Raising kids has become a topic of obsession American parents. There seems to be no shortage of advice to be had, much of it conflicting.
It wasn’t always like this, of course. A generation or two ago, kids followed a predictable route of development that followed that of their parents and their grandparents before them. In essence, parents could say to their children: “Just watch what I do; and you’ll become what you will be.” But the post-WWII prosperity and the cultural shifts that followed brought significant upward and lateral mobility. A side-effect of mobility is that it breaks down the formulaic approach to raising kids. If I can be anything I want, then why not actually try? But this often leaves parents with a limited ability to prepare their children for their idealized future.
The fragile economic conditions also weigh heavily on parents. Since the future is so uncertain and parents’ ability to prepare their kids for a livelihood that is dissimilar to their own is lacking, many parents respond by exposing their kids to countless activities. Throwing things at the wall hoping that something sticks. Of course, this leads to burnout and frustration among parents and an unnecessarily harried life for their kids. But more importantly, this isn’t how expertise develops.
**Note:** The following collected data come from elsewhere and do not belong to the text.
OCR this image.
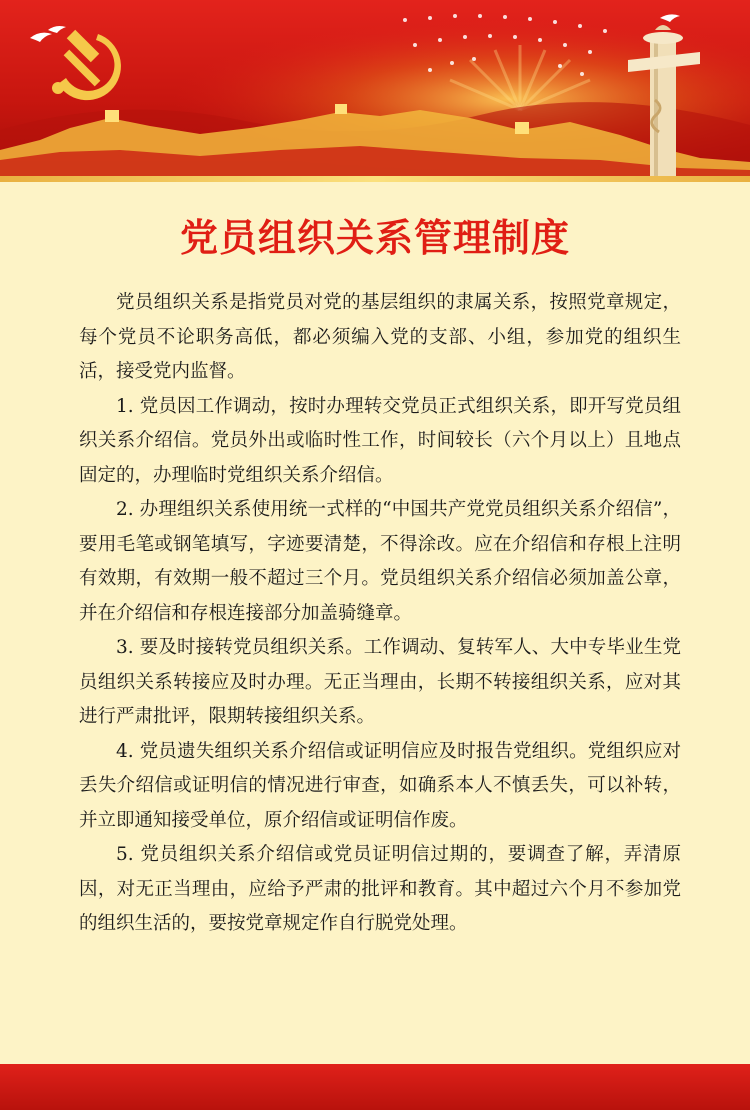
党员组织关系管理制度

党员组织关系是指党员对党的基层组织的隶属关系，按照党章规定，每个党员不论职务高低，都必须编入党的支部、小组，参加党的组织生活，接受党内监督。

1. 党员因工作调动，按时办理转交党员正式组织关系，即开写党员组织关系介绍信。党员外出或临时性工作，时间较长（六个月以上）且地点固定的，办理临时党组织关系介绍信。

2. 办理组织关系使用统一式样的“中国共产党党员组织关系介绍信”，要用毛笔或钢笔填写，字迹要清楚，不得涂改。应在介绍信和存根上注明有效期，有效期一般不超过三个月。党员组织关系介绍信必须加盖公章，并在介绍信和存根连接部分加盖骑缝章。

3. 要及时接转党员组织关系。工作调动、复转军人、大中专毕业生党员组织关系转接应及时办理。无正当理由，长期不转接组织关系，应对其进行严肃批评，限期转接组织关系。

4. 党员遗失组织关系介绍信或证明信应及时报告党组织。党组织应对丢失介绍信或证明信的情况进行审查，如确系本人不慎丢失，可以补转，并立即通知接受单位，原介绍信或证明信作废。

5. 党员组织关系介绍信或党员证明信过期的，要调查了解，弄清原因，对无正当理由，应给予严肃的批评和教育。其中超过六个月不参加党的组织生活的，要按党章规定作自行脱党处理。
Expertise unfolds through long-term committment to a discipline. Trying many activities in hopes of finding one that resonates with a child seems logical, but it turns out to be a particularly bad way to develop real expertise in kids. Interest develops through depth more than breadth. If we skim along the surface of the ocean at high speed, it looks like a boring, desolate place. But if we slow down and dive beneath the surface, the richness of its diversity springs into view. I don’t discount that kids have differentiated interests that result from unique ways in which they’re wired. And parents have to be mindful of unique characteristics of their kids when they select activities. But there’s both a lesson and a meta-lesson to be had by focusing on a smaller range of activities.
The lesson, of course, is the acquisition of a talent or ability that has depth. Kids that have dived beneath the surface are easy to spot. They’re the ones who are in the front, winning competitions. They’re involved. The meta-lesson is about pushing through difficulties, deferring gratification, and respecting commitments. Both are priceless.
Things don’t stick to walls because of some unknown forces. They stick because someone made them stick. That’s what parents do.